Segundo o relator do caso, ministro Alexandre de Moraes, ficou comprovado que a ré atuou como organizadora regional e financiadora das manifestações. As investigações apontaram que ela teria contratado transporte para levar manifestantes de cidades do Sul de Minas até Brasília, com desembarque no acampamento montado em frente ao Quartel-General do Exército.
Conforme os autos, o deslocamento dos participantes teria sido apresentado como uma viagem com finalidade religiosa, o que, para o relator, demonstraria tentativa de dissimular o real objetivo da mobilização. Para o ministro, a atuação logística e financeira caracterizou contribuição relevante para a prática dos crimes analisados pelo STF.

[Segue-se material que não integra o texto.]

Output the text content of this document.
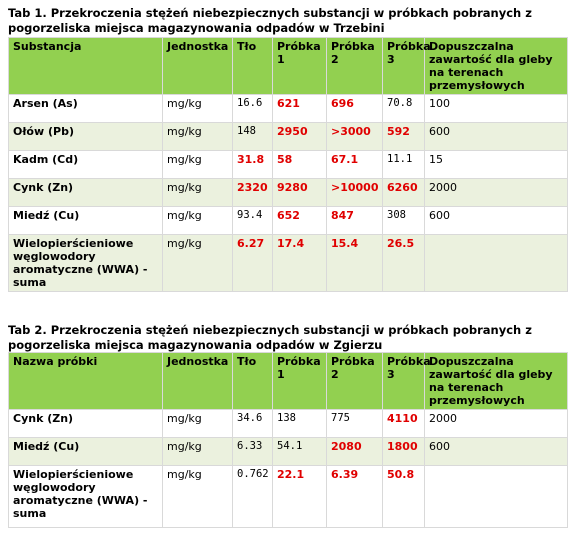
Tab 1. Przekroczenia stężeń niebezpiecznych substancji w próbkach pobranych z pogorzeliska miejsca magazynowania odpadów w Trzebini
Substancja	Jednostka	Tło	Próbka 1	Próbka 2	Próbka 3	Dopuszczalna zawartość dla gleby na terenach przemysłowych
Arsen (As)	mg/kg	16.6	621	696	70.8	100
Ołów (Pb)	mg/kg	148	2950	>3000	592	600
Kadm (Cd)	mg/kg	31.8	58	67.1	11.1	15
Cynk (Zn)	mg/kg	2320	9280	>10000	6260	2000
Miedź (Cu)	mg/kg	93.4	652	847	308	600
Wielopierścieniowe węglowodory aromatyczne (WWA) - suma	mg/kg	6.27	17.4	15.4	26.5	
Tab 2. Przekroczenia stężeń niebezpiecznych substancji w próbkach pobranych z pogorzeliska miejsca magazynowania odpadów w Zgierzu
Nazwa próbki	Jednostka	Tło	Próbka 1	Próbka 2	Próbka 3	Dopuszczalna zawartość dla gleby na terenach przemysłowych
Cynk (Zn)	mg/kg	34.6	138	775	4110	2000
Miedź (Cu)	mg/kg	6.33	54.1	2080	1800	600
Wielopierścieniowe węglowodory aromatyczne (WWA) - suma	mg/kg	0.762	22.1	6.39	50.8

A condenação foi acompanhada pelos ministros Cristiano Zanin e Edson Fachin, que concordaram com a responsabilização penal, apresentando divergência apenas em relação à dosimetria da pena. Já os ministros Nunes Marques e André Mendonça votaram pela absolvição, sob o argumento de que não haveria provas suficientes de participação direta da acusada nos atos de invasão e depredação dos prédios públicos.
Desde 2023, o STF vem julgando centenas de ações penais relacionadas aos eventos de 8 de janeiro, envolvendo acusações como abolição violenta do Estado Democrático de Direito, golpe de Estado, associação criminosa, dano qualificado e deterioração de patrimônio tombado. As penas variam conforme o grau de participação de cada réu, incluindo desde presença nos atos até funções de liderança, financiamento e organização.
O Supremo tem reafirmado, em decisões recentes, que a responsabilização busca preservar a ordem constitucional e coibir ações que atentem contra a democracia, destacando que o direito à manifestação não abrange atos de violência ou tentativa de ruptura institucional.
A decisão que condenou a moradora de São Lourenço ainda cabe recurso, conforme previsto na legislação, mas reforça o entendimento majoritário da Corte sobre a gravidade dos acontecimentos de 8 de janeiro e a responsabilização de seus participantes e articuladores.